Em 2020, Belém foi candidata a vereadora do município do Rio, pelo Partido Social Cristão (PSC). Ela recebeu mais de 3,5 mil votos, mas não se elegeu. A campanha da delegada licenciada contou com apoio de personalidades como os ex-jogadores de futebol, Adriano Imperador, Amoroso, Deco, Djalminha, Edmundo, além dos artistas David Brasil, Dudu Nobre, MC G15, Xande de Pilares e o ex-BBB e surfista Pedro Scooby. Nas redes sociais, a delegada compartilhava fotos em festas, passeios de barco e em camarotes na Sapucaí.

Pedro Scooby chegou a citar os nomes de Adriana e do seu filho, Gabriel Belém, em uma conversa com o ator Douglas Silva no "Big Brother Brasil 22". 

Prisão

Adriana Belém foi presa após agentes encontrarem R$ 1.765.300 em espécie sacolas de grife em seu apartamento, em um condomínio de alto padrão na Barra da Tijuca, na Operação Calígula. Nesta quarta-feira, a delegada licenciada foi transferida para o Instituto Penal Oscar Stevenson, presídio em Benfica, na Zona Norte do Rio, onde vai passar por audiência de custódia.

Ainda nesta quarta, a Prefeitura do Rio exonerou a delegada do cargo de assessora da Secretaria Municipal de Esportes do Rio de Janeiro. A decisão foi publicada na edição do Diário Oficial da cidade desta quarta-feira.

Adriana foi nomeada mês passado para um cargo na Secretaria Municipal de Esporte do Rio. De acordo com o portal da transparência, o salário dela é de R$ 8.345,14.

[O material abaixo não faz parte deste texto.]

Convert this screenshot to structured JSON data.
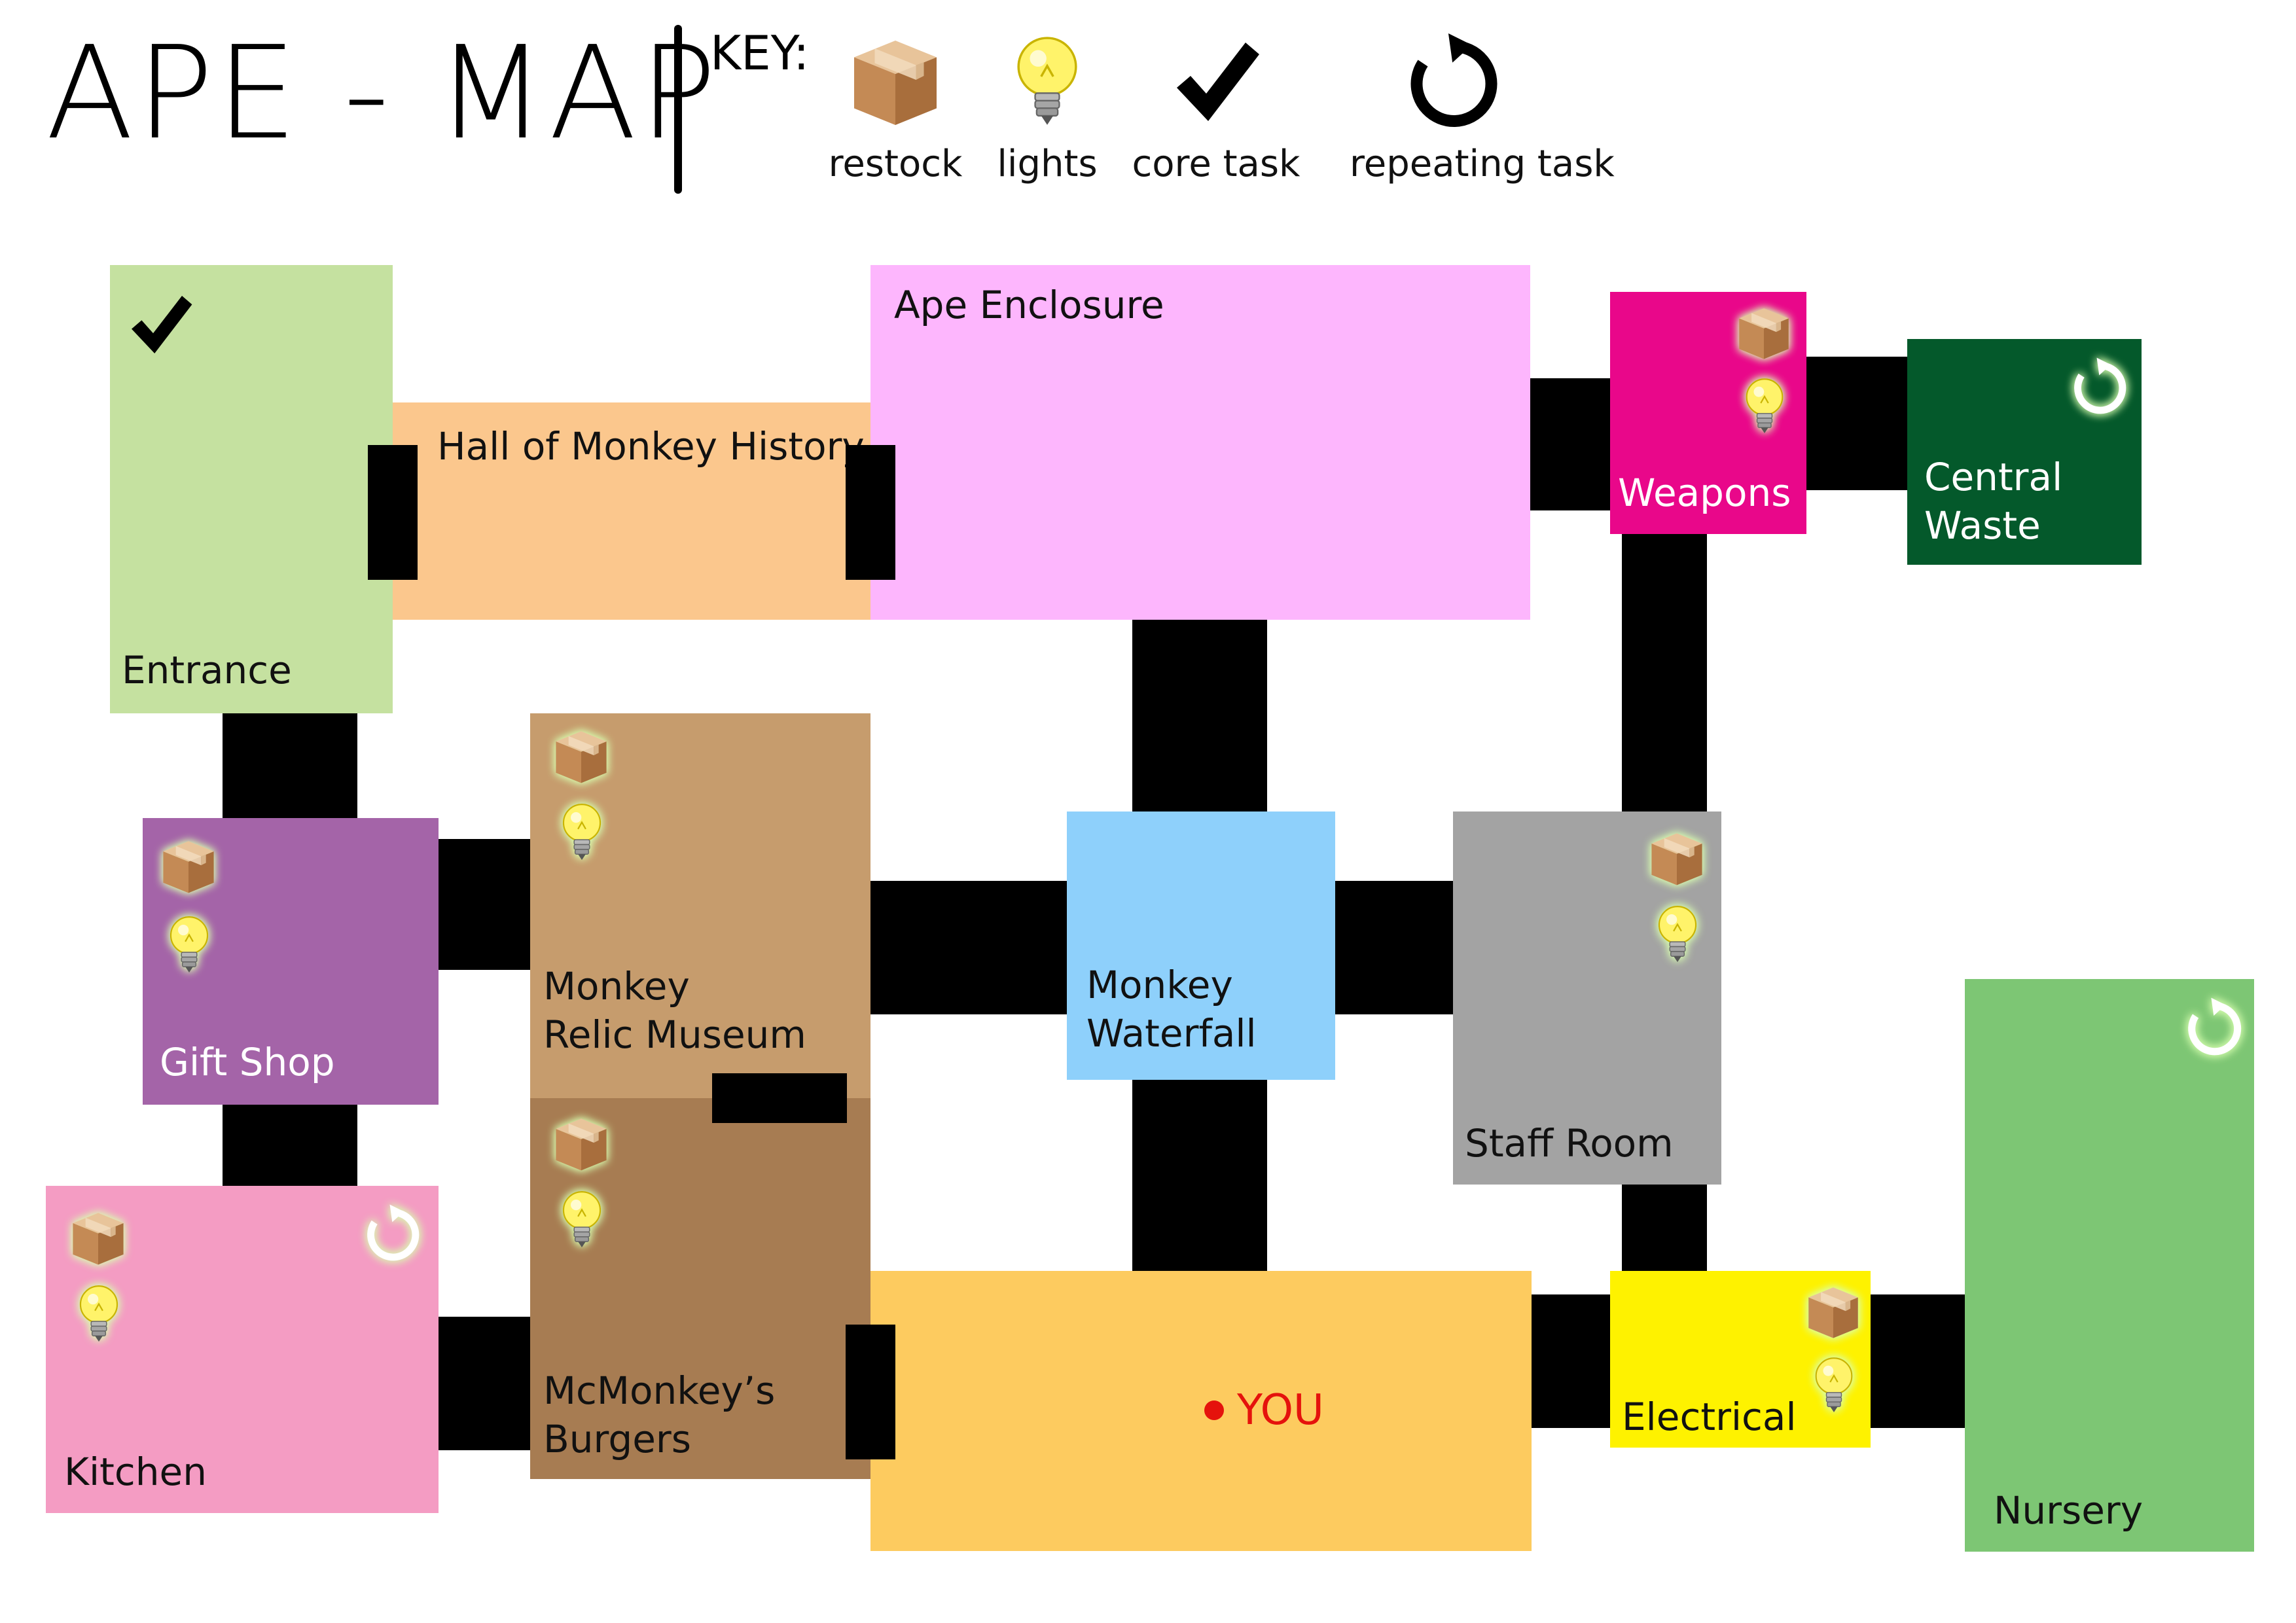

Para os promotores de Justiça, o valor encontrado na residência de Belém é um forte indício de lavagem de dinheiro. Na decisão, o juiz Bruno Monteiro Ruliere também diz que o valor encontrado na casa da delegada significa que ela tem forte ligação com a organização criminosa investigada na operação. Ele escreveu ainda que sua liberdade pode culminar em possíveis ocultações de provas ou "embaraços aos atos de instrução criminal". O TJRJ informou que o processo tramita em segredo de justiça. Inicialmente, Adriana foi denunciada por corrupção em razão da liberação das máquinas de caça-níqueis.

A delegada licenciada entregou a titularidade da 16ª DP em janeiro de 2020, durante a operação Intocáveis II, do Ministério Público do Rio. Na ocasião, seu braço-direito Jorge Luiz Camillo e o inspetor Alex Fabiano Costa de Abreu foram presos por atuarem contra investigações que envolviam a milícia do Rio das Pedras e Muzema, também na Zona Oeste do Rio.

A ligação do chefe de investigação da 16ª DP com o grupo paramilitar era tão grande que ele era conhecido como o "Amigo da 16" pelos criminosos. O policial foi flagrado em várias conversas com o PM reformado Ronnie Lessa.